Der kürzeste Transport ist derjenige, der in den nächstgelegenen Schlachthof führt. Im günstigsten Fall transportiert der Bauer selbst das Tier innerhalb von ein bis zwei Stunden. Meistens jedoch wer­den die Tiere an zentralen Umschlagplätzen oder Märkten von Händlern gekauft und zu weit entfernten Schlachthöfen trans­portiert. Einige Beispiele für Transporte und Transportzeiten haben die Animals' Angels-Teams dokumentiert. In den Zeitangaben sind die Entladezeiten an EU- Aufenthaltsorten (Stallungen) enthalten.

Pferde von Weißrussland nach Sardinien. Dauer: 5 Tage.

Schafe von Spanien nach Griechenland. Dauer: 3 Tage. 

Kälber von Deutschland nach Spanien. Dauer: 25 Stunden.    

Bullen von Deutschland in den Libanon. Dauer: 6-8 Tage.    

Tiere, die per Schiff z.B. von Australien nach Ägypten transportiert werden, sind ca. 3 Wochen unterwegs.       

Dokumentiert sind die Durchschnittszeiten. Unvorhergesehene Verzögerungen wie z.B. durch Unfälle, Staus auf Autobahnen und an Grenzen sind nicht eingerechnet.


Werden die Tiere unterwegs versorgt?

Kontrollen staatlicher Stellen finden zu selten statt.

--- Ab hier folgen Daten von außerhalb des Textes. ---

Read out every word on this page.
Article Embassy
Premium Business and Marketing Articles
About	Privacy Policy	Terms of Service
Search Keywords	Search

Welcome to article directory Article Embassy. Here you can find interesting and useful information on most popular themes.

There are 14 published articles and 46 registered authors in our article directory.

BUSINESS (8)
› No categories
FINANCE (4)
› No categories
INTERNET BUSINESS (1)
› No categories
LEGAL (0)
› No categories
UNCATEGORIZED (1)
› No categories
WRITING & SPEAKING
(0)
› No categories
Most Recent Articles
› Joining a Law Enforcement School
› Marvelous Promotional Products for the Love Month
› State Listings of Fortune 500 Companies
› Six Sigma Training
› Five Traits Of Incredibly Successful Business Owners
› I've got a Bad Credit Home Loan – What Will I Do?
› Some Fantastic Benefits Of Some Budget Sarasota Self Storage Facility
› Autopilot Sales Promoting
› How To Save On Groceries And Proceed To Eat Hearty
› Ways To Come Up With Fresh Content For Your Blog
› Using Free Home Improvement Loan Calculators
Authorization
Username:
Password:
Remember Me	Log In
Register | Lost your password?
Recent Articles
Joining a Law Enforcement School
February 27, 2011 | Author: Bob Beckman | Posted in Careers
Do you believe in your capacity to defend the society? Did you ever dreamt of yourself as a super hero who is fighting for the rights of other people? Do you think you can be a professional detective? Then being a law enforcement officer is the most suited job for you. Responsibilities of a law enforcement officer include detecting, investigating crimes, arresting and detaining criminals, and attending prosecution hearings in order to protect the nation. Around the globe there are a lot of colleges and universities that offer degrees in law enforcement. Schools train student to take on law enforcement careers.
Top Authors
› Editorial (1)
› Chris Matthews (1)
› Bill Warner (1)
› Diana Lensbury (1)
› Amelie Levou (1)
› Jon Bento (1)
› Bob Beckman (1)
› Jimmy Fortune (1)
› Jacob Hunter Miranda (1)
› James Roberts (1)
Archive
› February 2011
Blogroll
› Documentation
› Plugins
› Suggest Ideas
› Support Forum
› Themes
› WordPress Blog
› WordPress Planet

Aus diesem Grund entladen und versorgen nur die verantwortungsbewussten Transporteure. Bei Langstreckentransporten müssen die Fahrzeuge über Futtervorrat verfügen und mit einem Tränkesystem ausges­tattet sein. Immer wieder beobachten wir, dass die Tränkevorrich­tungen von den Tieren nicht bedient werden können. Beispiel: nicht artgerechte oder falsch platzierte Tränkevorrichtungen oder zu wenige für die Anzahl der Tiere.